Credit: Original article published here.
A study published in Arthritis & Rheumatology assessed the real-world use of treatment with anakinra in children with multisystem inflammatory syndrome (MIS-C).
What Is MIS-C?
MIS-C is a rare condition that can occur in children diagnosed with COVID-19, typically occurring 2 to 6 weeks after SARS-CoV-2 infection. This condition is characterized by inflammation of different internal and external body parts, such as the heart, lungs, kidneys, brain, skin, eyes, or gastrointestinal tract.

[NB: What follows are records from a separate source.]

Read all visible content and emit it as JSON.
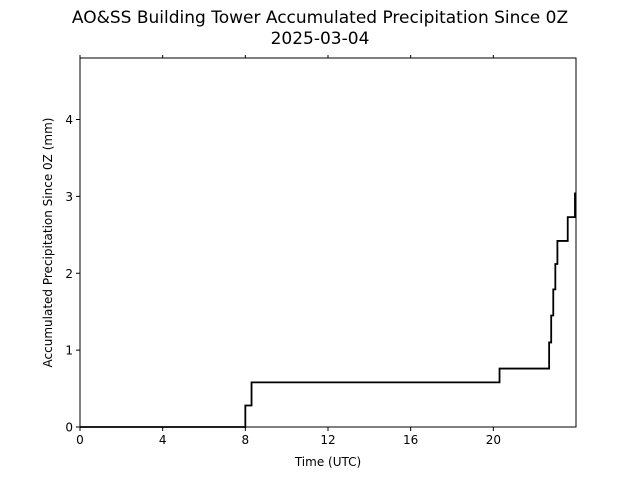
{
  "chart_data": {
    "type": "line",
    "title": "AO&SS Building Tower Accumulated Precipitation Since 0Z",
    "subtitle": "2025-03-04",
    "xlabel": "Time (UTC)",
    "ylabel": "Accumulated Precipitation Since 0Z (mm)",
    "xlim": [
      0,
      24
    ],
    "ylim": [
      0,
      4.8
    ],
    "xticks": [
      0,
      4,
      8,
      12,
      16,
      20
    ],
    "xtick_labels": [
      "0",
      "4",
      "8",
      "12",
      "16",
      "20"
    ],
    "yticks": [
      0,
      1,
      2,
      3,
      4
    ],
    "ytick_labels": [
      "0",
      "1",
      "2",
      "3",
      "4"
    ],
    "grid": false,
    "line_color": "#000000",
    "series": [
      {
        "style": "step",
        "x": [
          0,
          8.0,
          8.0,
          8.1,
          8.1,
          8.3,
          8.3,
          20.3,
          20.3,
          22.7,
          22.7,
          22.8,
          22.8,
          22.9,
          22.9,
          23.0,
          23.0,
          23.1,
          23.1,
          23.3,
          23.3,
          23.6,
          23.6,
          23.95,
          23.95
        ],
        "y": [
          0,
          0,
          0.28,
          0.28,
          0.28,
          0.28,
          0.58,
          0.58,
          0.76,
          0.76,
          1.1,
          1.1,
          1.45,
          1.45,
          1.79,
          1.79,
          2.12,
          2.12,
          2.42,
          2.42,
          2.42,
          2.42,
          2.73,
          2.73,
          3.05
        ]
      }
    ]
  }
}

Anakinra is an interleukin-1 receptor antagonist that is used for the treatment of rheumatoid arthritis and is under investigation for the treatment of MIS-C. A 2022 study in Frontiers in Pediatrics reported that anakinra was associated with clinical improvements and was safe for use in patients with MIS-C.
Trends in MIS-C Treatment
For this study in Arthritis & Rheumatology, the researchers sought to gather evidence regarding the real-world use and effectiveness of anakinra in patients with MIS-C. They conducted a retrospective cohort study using data from a US surveillance registry. Patients with MIS-C treated with anakinra or another immunomodulator between November 2020 and December 2021 were analyzed. In total, 1,516 cases from 44 sites were included. Patients were between ages 2 and 20 years.
Results were compared between patients who received intravenous immunoglobulin (IVIG) and glucocorticoids and those received anakinra plus IVIG and/or glucocorticoids on days 0 to 1 of treatment. Day 0 was defined as the first calendar day of immunomodulatory treatment. Inverse probability weighting was used to balance severity. The primary outcomes were vasopressor requirements on day 3 and impairment in left ventricular ejection fraction on days 3 and 4. The secondary outcome was a 50% reduction in C-reactive protein on day 3.

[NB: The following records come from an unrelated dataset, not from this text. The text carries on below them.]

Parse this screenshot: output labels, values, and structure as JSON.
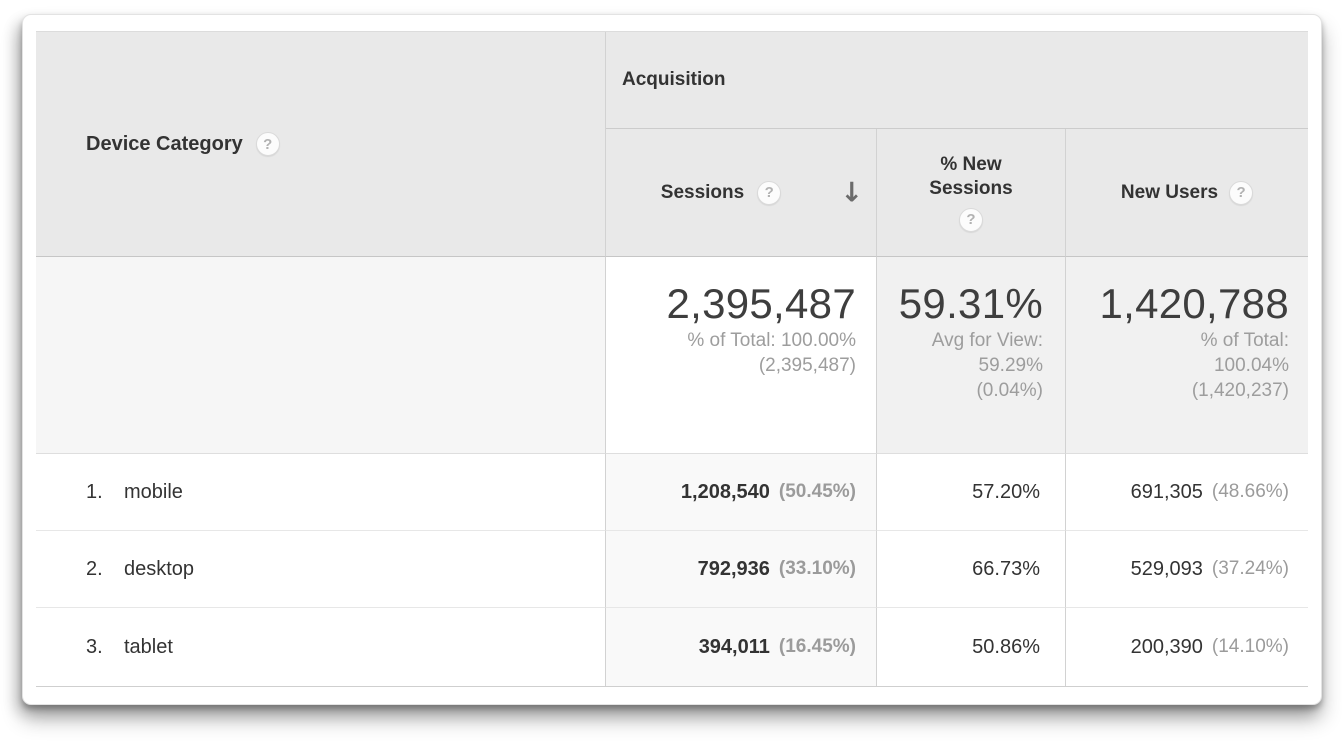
{
  "colors": {
    "header_bg": "#e9e9e9",
    "summary_metric_bg": "#f1f1f1",
    "sorted_summary_bg": "#ffffff",
    "sorted_column_bg": "#f9f9f9",
    "text_dark": "#333333",
    "text_gray": "#9b9b9b"
  },
  "icons": {
    "help": "?",
    "sort_desc": "↓"
  },
  "table": {
    "dimension_header": {
      "label": "Device Category"
    },
    "group_header": {
      "label": "Acquisition"
    },
    "columns": {
      "sessions": {
        "label": "Sessions",
        "sorted": "descending"
      },
      "pct_new_sessions": {
        "label": "% New Sessions"
      },
      "new_users": {
        "label": "New Users"
      }
    },
    "summary": {
      "sessions": {
        "value": "2,395,487",
        "sub": [
          "% of Total: 100.00%",
          "(2,395,487)"
        ]
      },
      "pct_new_sessions": {
        "value": "59.31%",
        "sub": [
          "Avg for View:",
          "59.29%",
          "(0.04%)"
        ]
      },
      "new_users": {
        "value": "1,420,788",
        "sub": [
          "% of Total:",
          "100.04%",
          "(1,420,237)"
        ]
      }
    },
    "rows": [
      {
        "rank": "1.",
        "label": "mobile",
        "sessions": "1,208,540",
        "sessions_pct": "(50.45%)",
        "pct_new_sessions": "57.20%",
        "new_users": "691,305",
        "new_users_pct": "(48.66%)"
      },
      {
        "rank": "2.",
        "label": "desktop",
        "sessions": "792,936",
        "sessions_pct": "(33.10%)",
        "pct_new_sessions": "66.73%",
        "new_users": "529,093",
        "new_users_pct": "(37.24%)"
      },
      {
        "rank": "3.",
        "label": "tablet",
        "sessions": "394,011",
        "sessions_pct": "(16.45%)",
        "pct_new_sessions": "50.86%",
        "new_users": "200,390",
        "new_users_pct": "(14.10%)"
      }
    ]
  },
  "chart_data": {
    "type": "table",
    "title": "Device Category — Acquisition",
    "categories": [
      "mobile",
      "desktop",
      "tablet"
    ],
    "series": [
      {
        "name": "Sessions",
        "values": [
          1208540,
          792936,
          394011
        ],
        "total": 2395487
      },
      {
        "name": "Sessions % of Total",
        "values": [
          50.45,
          33.1,
          16.45
        ]
      },
      {
        "name": "% New Sessions",
        "values": [
          57.2,
          66.73,
          50.86
        ],
        "average": 59.31
      },
      {
        "name": "New Users",
        "values": [
          691305,
          529093,
          200390
        ],
        "total": 1420788
      },
      {
        "name": "New Users % of Total",
        "values": [
          48.66,
          37.24,
          14.1
        ]
      }
    ]
  }
}
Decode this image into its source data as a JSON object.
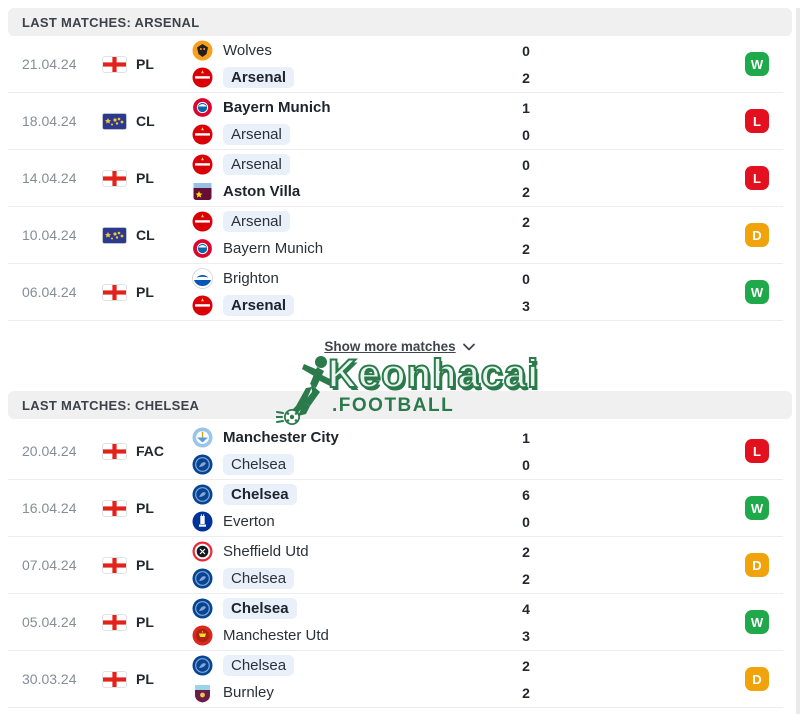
{
  "page": {
    "background": "#ffffff"
  },
  "result_colors": {
    "W": "#1fa94a",
    "L": "#e3101f",
    "D": "#f0a30a"
  },
  "highlight_bg": "#e9f0fa",
  "watermark": {
    "line1": "Keonhacai",
    "line2": ".FOOTBALL",
    "color": "#2a7a4b"
  },
  "show_more": {
    "label": "Show more matches"
  },
  "teams": {
    "wolves": {
      "name": "Wolves",
      "colors": [
        "#F9A01B",
        "#231F20"
      ]
    },
    "arsenal": {
      "name": "Arsenal",
      "colors": [
        "#DB0007",
        "#FFFFFF"
      ]
    },
    "bayern": {
      "name": "Bayern Munich",
      "colors": [
        "#DC052D",
        "#0066B2"
      ]
    },
    "astonvilla": {
      "name": "Aston Villa",
      "colors": [
        "#670E36",
        "#FFE600",
        "#95BFE5"
      ]
    },
    "brighton": {
      "name": "Brighton",
      "colors": [
        "#0057B8",
        "#FFFFFF"
      ]
    },
    "mancity": {
      "name": "Manchester City",
      "colors": [
        "#98C5E9",
        "#FFFFFF"
      ]
    },
    "chelsea": {
      "name": "Chelsea",
      "colors": [
        "#034694",
        "#8FA2D4"
      ]
    },
    "everton": {
      "name": "Everton",
      "colors": [
        "#003399",
        "#FFFFFF"
      ]
    },
    "sheffield": {
      "name": "Sheffield Utd",
      "colors": [
        "#EE2737",
        "#101820"
      ]
    },
    "manutd": {
      "name": "Manchester Utd",
      "colors": [
        "#DA291C",
        "#FBE122"
      ]
    },
    "burnley": {
      "name": "Burnley",
      "colors": [
        "#6C1D45",
        "#99D6EA"
      ]
    }
  },
  "sections": [
    {
      "title": "LAST MATCHES: ARSENAL",
      "focus_team": "arsenal",
      "matches": [
        {
          "date": "21.04.24",
          "flag": "england",
          "comp": "PL",
          "home": {
            "team": "wolves",
            "score": 0
          },
          "away": {
            "team": "arsenal",
            "score": 2
          },
          "result": "W"
        },
        {
          "date": "18.04.24",
          "flag": "ucl",
          "comp": "CL",
          "home": {
            "team": "bayern",
            "score": 1
          },
          "away": {
            "team": "arsenal",
            "score": 0
          },
          "result": "L"
        },
        {
          "date": "14.04.24",
          "flag": "england",
          "comp": "PL",
          "home": {
            "team": "arsenal",
            "score": 0
          },
          "away": {
            "team": "astonvilla",
            "score": 2
          },
          "result": "L"
        },
        {
          "date": "10.04.24",
          "flag": "ucl",
          "comp": "CL",
          "home": {
            "team": "arsenal",
            "score": 2
          },
          "away": {
            "team": "bayern",
            "score": 2
          },
          "result": "D"
        },
        {
          "date": "06.04.24",
          "flag": "england",
          "comp": "PL",
          "home": {
            "team": "brighton",
            "score": 0
          },
          "away": {
            "team": "arsenal",
            "score": 3
          },
          "result": "W"
        }
      ]
    },
    {
      "title": "LAST MATCHES: CHELSEA",
      "focus_team": "chelsea",
      "matches": [
        {
          "date": "20.04.24",
          "flag": "england",
          "comp": "FAC",
          "home": {
            "team": "mancity",
            "score": 1
          },
          "away": {
            "team": "chelsea",
            "score": 0
          },
          "result": "L"
        },
        {
          "date": "16.04.24",
          "flag": "england",
          "comp": "PL",
          "home": {
            "team": "chelsea",
            "score": 6
          },
          "away": {
            "team": "everton",
            "score": 0
          },
          "result": "W"
        },
        {
          "date": "07.04.24",
          "flag": "england",
          "comp": "PL",
          "home": {
            "team": "sheffield",
            "score": 2
          },
          "away": {
            "team": "chelsea",
            "score": 2
          },
          "result": "D"
        },
        {
          "date": "05.04.24",
          "flag": "england",
          "comp": "PL",
          "home": {
            "team": "chelsea",
            "score": 4
          },
          "away": {
            "team": "manutd",
            "score": 3
          },
          "result": "W"
        },
        {
          "date": "30.03.24",
          "flag": "england",
          "comp": "PL",
          "home": {
            "team": "chelsea",
            "score": 2
          },
          "away": {
            "team": "burnley",
            "score": 2
          },
          "result": "D"
        }
      ]
    }
  ]
}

Of the 1,516 total cases, 193 (13%) received initial treatment with anakinra alone or in combination with another immunomodulatory treatment. The rate of anakinra use as initial therapy varied between 0 and 74% between sites. In fact, site accounted for 59% of residual variance in anakinra use.
Outcomes of Anakinra Treatment
After adjustment and balancing for severity, outcomes were compared between 121 patients who received initial treatment with anakinra plus IVIG and/or glucocorticoids and 389 patients who received IVIG and glucocorticoids. On day 3, there were no significant differences in vasopressor requirements between groups (25.6% vs. 20.1%, respectively; relative risk: 1.27, 95% confidence interval [CI] 0.88–1.84). Ventricular dysfunction rates were also similar between groups (33.7% vs. 25.7%; RR:1.31, 95% CI [0.98–1.75), as were rates of C-reactive protein reduction.
In summary, the authors wrote, “We identified substantial variation in initial anakinra use in a real-world population of children with MIS-C, but no average short-term improvement in cardiovascular outcomes associated with early addition of anakinra to IVIG and/or glucocorticoids compared to IVIG and glucocorticoids alone.”